LLMs (specifically when integrated into agent harnesses with automated verification) are demonstrating impressive and concerning capabilities in generating complex exploits against modern mitigations, including chaining multiple calls to bypass protections.
The industrialization of offensive cyber operations, where token throughput becomes the limiting factor rather than human headcount, is a plausible and "scary" near-term future that warrants preparation.
The perceived discrepancy between LLMs generating excellent exploits and spamming useless bug reports is resolved by distinguishing between skilled users employing robust agent harnesses with automated verification (as described in the article) and unskilled users simply prompting raw LLMs.
The author's claims are credible, supported by endorsement from respected figures in the security community (e.g., Halvar Flake) and the author's own professional background and involvement in relevant companies.

Opposed

LLM-based tools for vulnerability discovery and exploit generation will be symmetric for defenders, who can use "LLM Red Teams" in CI/CD pipelines to find and fix issues before release, thus creating a balance.
Defenders inherently have an advantage due to privileged access to source code, design documents, configuration, and the ability to influence architecture and dependencies, which will likely lead to AI making systems more secure overall.
Software and hardware are continuously improving in security (e.g., language safety features, Memory Integrity Enforcement), which will structurally raise the bar for exploit development regardless of LLM assistance.

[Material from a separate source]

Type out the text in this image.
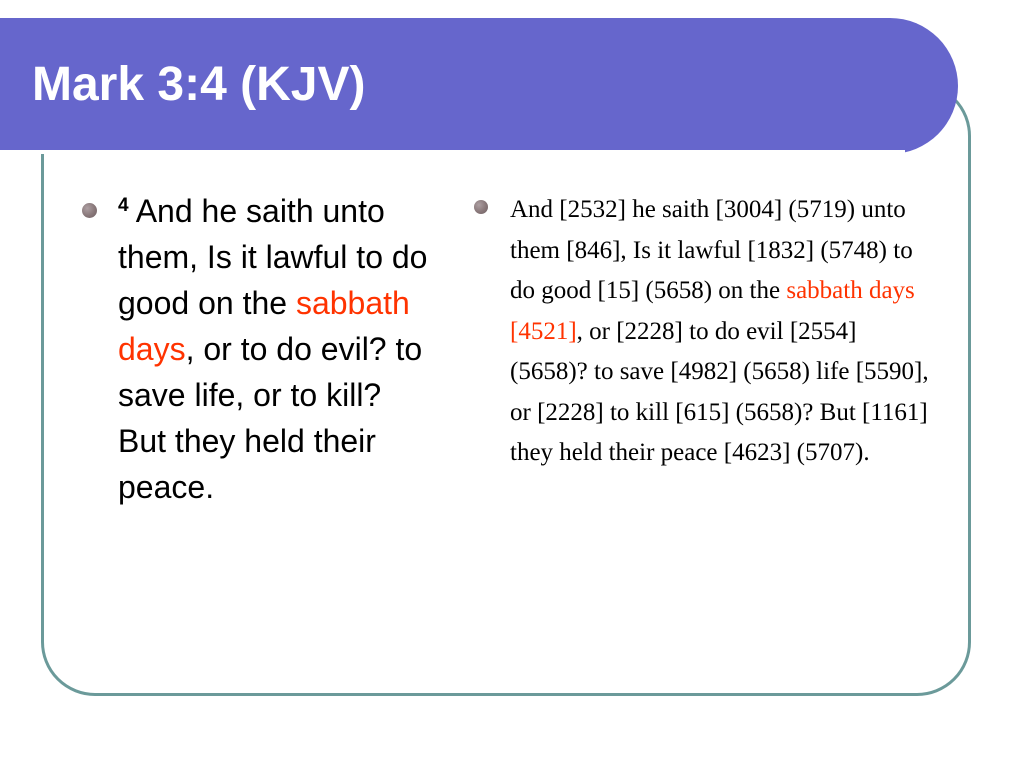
Mark 3:4 (KJV)

$^4$ And he saith unto them, Is it lawful to do good on the sabbath days, or to do evil? to save life, or to kill? But they held their peace.

And [2532] he saith [3004] (5719) unto them [846], Is it lawful [1832] (5748) to do good [15] (5658) on the sabbath days [4521], or [2228] to do evil [2554] (5658)? to save [4982] (5658) life [5590], or [2228] to kill [615] (5658)? But [1161] they held their peace [4623] (5707).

Some argue that writing the actual payload after achieving code execution is the easier part, implying that finding novel RCE vulnerabilities remains the harder, more interesting challenge that LLMs may not fully address yet.
The article's premise of fully human-independent industrialization is questioned, with arguments that significant human expertise is still required for initial setup, task design, and orchestrating the agents, and that claims of full autonomy might be exaggerated by model providers.